Founded in 1813 on the banks of the Glamorgan Canal, it was also claimed that the clay formula Billingsley used was stolen from Royal Worcester.
But in just seven years, despite being regarded as the finest ceramicist in Britain, Billingsley had racked up crippling debts and quit the Nantgarw works.
"Nantgarw China Works is such a thrilling story that it really should be made into a film," enthused Lowri Davies, who has organised the exhibition.
Her own Billingsley-inspired collection featured at the Sculpture Objects and Functional Art exhibition in Chicago, USA.
"It's the tale of a man so driven to perfect his art that nothing else mattered," she added.
"He was a hopeless businessman who was always in some scrape or other, constantly being sued and pursued by creditors, but as long as his pieces were the best the world had ever seen then he didn't care about little things like intellectual property or even making money.
"And his work was brilliant - exquisite wet paste china and instantly recognisable, breathtaking floral artwork."

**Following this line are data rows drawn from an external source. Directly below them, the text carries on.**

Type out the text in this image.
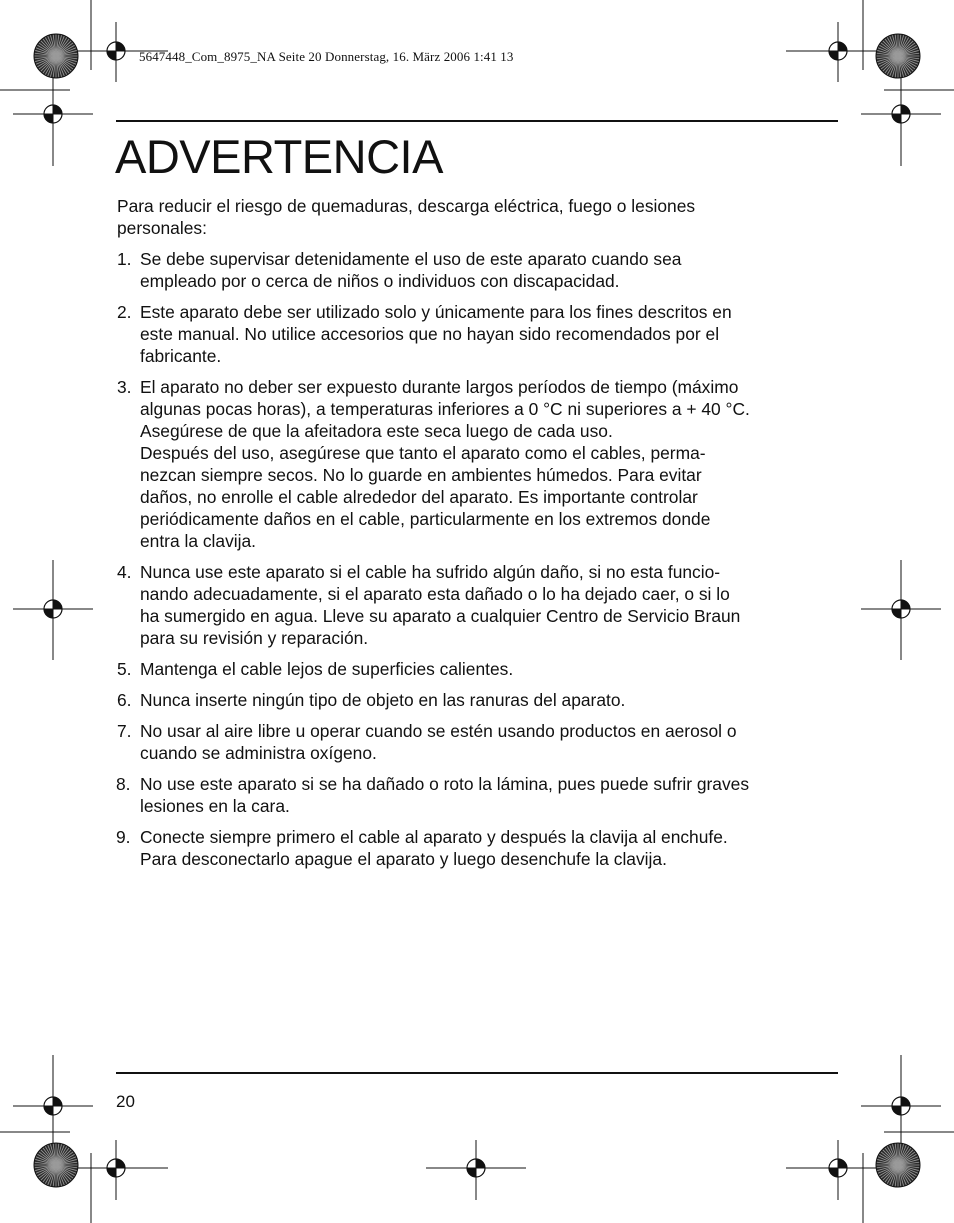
5647448_Com_8975_NA Seite 20 Donnerstag, 16. März 2006 1:41 13
ADVERTENCIA

Para reducir el riesgo de quemaduras, descarga eléctrica, fuego o lesiones
personales:

1. Se debe supervisar detenidamente el uso de este aparato cuando sea
empleado por o cerca de niños o individuos con discapacidad.
2. Este aparato debe ser utilizado solo y únicamente para los fines descritos en
este manual. No utilice accesorios que no hayan sido recomendados por el
fabricante.
3. El aparato no deber ser expuesto durante largos períodos de tiempo (máximo
algunas pocas horas), a temperaturas inferiores a 0 °C ni superiores a + 40 °C.
Asegúrese de que la afeitadora este seca luego de cada uso.
Después del uso, asegúrese que tanto el aparato como el cables, perma-
nezcan siempre secos. No lo guarde en ambientes húmedos. Para evitar
daños, no enrolle el cable alrededor del aparato. Es importante controlar
periódicamente daños en el cable, particularmente en los extremos donde
entra la clavija.
4. Nunca use este aparato si el cable ha sufrido algún daño, si no esta funcio-
nando adecuadamente, si el aparato esta dañado o lo ha dejado caer, o si lo
ha sumergido en agua. Lleve su aparato a cualquier Centro de Servicio Braun
para su revisión y reparación.
5. Mantenga el cable lejos de superficies calientes.
6. Nunca inserte ningún tipo de objeto en las ranuras del aparato.
7. No usar al aire libre u operar cuando se estén usando productos en aerosol o
cuando se administra oxígeno.
8. No use este aparato si se ha dañado o roto la lámina, pues puede sufrir graves
lesiones en la cara.
9. Conecte siempre primero el cable al aparato y después la clavija al enchufe.
Para desconectarlo apague el aparato y luego desenchufe la clavija.
20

After Billingsley left Wales in 1820, his business partner William Western-Young managed to stave off formal bankruptcy by selling Billingsley's remaining work, which had acquired an increased value following news of the demise of Nantgarw China Works.
Western-Young kept the factory open, but without Billingsley's expertise they were reduced to manufacturing clay smoking pipes and rough earthenware pots and jugs.
This proved to be infinitely more profitable, and the works went on to survive until 1920, when the switch away from pipes to cigarettes was the death knell for the business.
But despite a hundred years of pipe manufacturing, according to Lowri Davies it will always be their fine china for which Nantgarw China Works will be best remembered.
"In some ways it's a tragedy that Nantgarw China lasted such a short time, but then again, if it had gone on for decades or even centuries, then would we be talking about it today?"
The china works near Caerphilly lay derelict for decades until it was acquired by the former Taff-Ely council in the 1980s and was turned into a museum.
Earlier this year Rhondda Cynon Taf council handed over the museum to the Friends of Nantgarw China Works Trust, who are now undertaking an extensive restoration of the original studios and kilns.
Amongst others, the exhibition at the works museum features craftwork from Caitlin Jenkins, of Ewenny Pottery, and Geoff Swindell of Dinas Powys, whose creations are included in the collections of some 40 museums including the Victoria & Albert in London.
The exhibition runs at the museum until 12 January, 2014.